Page:Discours de Garcin de Tassy, 1857.djvu/19

Cette page a été validée par deux contributeurs.

On ne peut qu’approuver un tel vœu, surtout dans les circonstances actuelles, où l’Angleterre doit se faire accepter une seconde fois par les Indiens. La force seule des armes ne peut suffire pour gouverner une nation de mœurs et de langages si différents, il faut aussi chercher à gagner des sympathies, et on ne peut y parvenir qu’en se mettant en rapport avec le peuple vaincu. On l’a vu par l’exemple de Lutf ullah[1], qui, du moment qu’il put s’entretenir avec des Anglais, fut gagné à leur cause.

Mais si le gouvernement britannique ne fait pas assez pour l’étude des langues orientales, on ne saurait adresser aux Anglais eux-mêmes ce reproche. Sans parler des publications orientales si nombreuses en Angleterre, où trouve-t-on, si ce n’est dans ce triple royaume, une société spéciale pour la publication des textes orientaux et une autre pour leur traduction ? Et n’est-ce pas à Calcutta qu’on publie la Bibliotheca indica, c’est-à-dire la collection des ouvrages classiques sanscrits, persans, arabes, inédits jusqu’ici et dont nous possédons déjà cent trente-neuf fascicules ? De leur côté, les natifs n’ont pas cessé jusqu’au moment de l’insurrection de continuer à publier, comme les années précédentes, des ouvrages variés et des écrits périodiques. Quelques jours avant l’entrée des insurgés à Delhi, il venait d’y paraître une traduction hindoustanie de l’Ayin Akbarî, ouvrage capital rédigé par l’ordre du célèbre Akbar, et où se trouvent sur l’empire mogol les détails statistiques les plus exacts et les plus instructifs. L’édition hindoustanie a l’avantage d’être accompagnée de planches lithographiées avec soin d’après des dessins exécutés par les meilleurs artistes du pays et représentant les objets décrits dans l’ouvrage, tels que monnaies, armes, plantes, fruits, etc. ; cette traduction est due au même écrivain distingué qui nous a donné la « Description des monuments de Delhi » que j’ai mentionnée.

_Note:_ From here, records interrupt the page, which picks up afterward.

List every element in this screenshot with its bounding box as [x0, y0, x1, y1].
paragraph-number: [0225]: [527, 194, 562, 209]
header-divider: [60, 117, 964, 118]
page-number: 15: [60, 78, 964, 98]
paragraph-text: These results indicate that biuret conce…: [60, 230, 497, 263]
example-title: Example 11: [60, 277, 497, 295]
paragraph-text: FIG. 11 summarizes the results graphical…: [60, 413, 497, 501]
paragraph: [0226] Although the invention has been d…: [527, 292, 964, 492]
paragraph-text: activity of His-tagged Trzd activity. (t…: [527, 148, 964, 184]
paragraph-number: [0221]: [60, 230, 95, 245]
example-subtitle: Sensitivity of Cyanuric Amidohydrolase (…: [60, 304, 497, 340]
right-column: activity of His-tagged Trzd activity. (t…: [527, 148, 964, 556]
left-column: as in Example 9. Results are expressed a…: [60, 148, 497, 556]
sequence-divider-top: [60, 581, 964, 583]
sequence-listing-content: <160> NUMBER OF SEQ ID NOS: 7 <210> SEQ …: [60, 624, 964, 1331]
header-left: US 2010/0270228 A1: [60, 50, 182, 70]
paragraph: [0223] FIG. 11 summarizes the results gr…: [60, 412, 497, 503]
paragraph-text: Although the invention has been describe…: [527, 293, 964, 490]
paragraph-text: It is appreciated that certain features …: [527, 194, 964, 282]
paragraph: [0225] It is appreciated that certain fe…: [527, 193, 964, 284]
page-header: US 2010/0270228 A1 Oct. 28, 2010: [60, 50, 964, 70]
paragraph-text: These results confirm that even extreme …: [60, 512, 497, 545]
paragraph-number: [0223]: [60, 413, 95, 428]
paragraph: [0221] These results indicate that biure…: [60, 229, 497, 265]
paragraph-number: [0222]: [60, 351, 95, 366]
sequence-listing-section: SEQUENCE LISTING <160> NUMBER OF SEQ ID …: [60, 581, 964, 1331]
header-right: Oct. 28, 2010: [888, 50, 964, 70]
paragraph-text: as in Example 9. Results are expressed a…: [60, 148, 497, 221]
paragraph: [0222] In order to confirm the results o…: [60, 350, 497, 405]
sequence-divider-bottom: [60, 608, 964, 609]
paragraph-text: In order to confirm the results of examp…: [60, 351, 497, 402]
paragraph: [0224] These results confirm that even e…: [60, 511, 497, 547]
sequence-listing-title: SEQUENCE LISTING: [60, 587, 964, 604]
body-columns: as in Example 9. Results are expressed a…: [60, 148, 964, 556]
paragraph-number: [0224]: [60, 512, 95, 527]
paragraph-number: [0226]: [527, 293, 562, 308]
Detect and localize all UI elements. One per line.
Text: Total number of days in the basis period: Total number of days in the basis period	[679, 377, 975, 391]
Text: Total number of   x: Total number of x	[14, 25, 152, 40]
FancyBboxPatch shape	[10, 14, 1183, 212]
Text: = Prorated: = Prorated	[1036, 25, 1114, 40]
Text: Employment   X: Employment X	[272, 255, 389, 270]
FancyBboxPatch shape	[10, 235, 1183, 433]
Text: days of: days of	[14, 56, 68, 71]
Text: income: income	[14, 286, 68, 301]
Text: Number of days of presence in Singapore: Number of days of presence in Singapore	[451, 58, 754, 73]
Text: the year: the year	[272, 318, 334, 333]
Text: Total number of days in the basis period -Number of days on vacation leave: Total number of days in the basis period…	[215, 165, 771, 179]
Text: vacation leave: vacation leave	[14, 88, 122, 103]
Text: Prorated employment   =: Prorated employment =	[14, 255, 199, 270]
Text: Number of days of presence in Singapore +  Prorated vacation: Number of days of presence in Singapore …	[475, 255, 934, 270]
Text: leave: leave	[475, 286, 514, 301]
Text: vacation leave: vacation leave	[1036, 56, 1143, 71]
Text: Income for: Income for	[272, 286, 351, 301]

Maintenant la guerre a tout bouleversé dans l’Inde ; espérons néanmoins que les natifs pourront, aussitôt que le calme aura reparu, continuer à charmer leurs loisirs, comme avant la révolte, par la lecture de leurs grands poëtes modernes, qui ne sont pas à dédaigner, même après Valmiki et Vyaça, de Sauda surtout, leur poëte favori, et de Wali qui, le premier, leur a fait connaître

  1. Autobiography of Lutf ullah. Voir le Journal des Débats, numéro du 10 octobre 1857.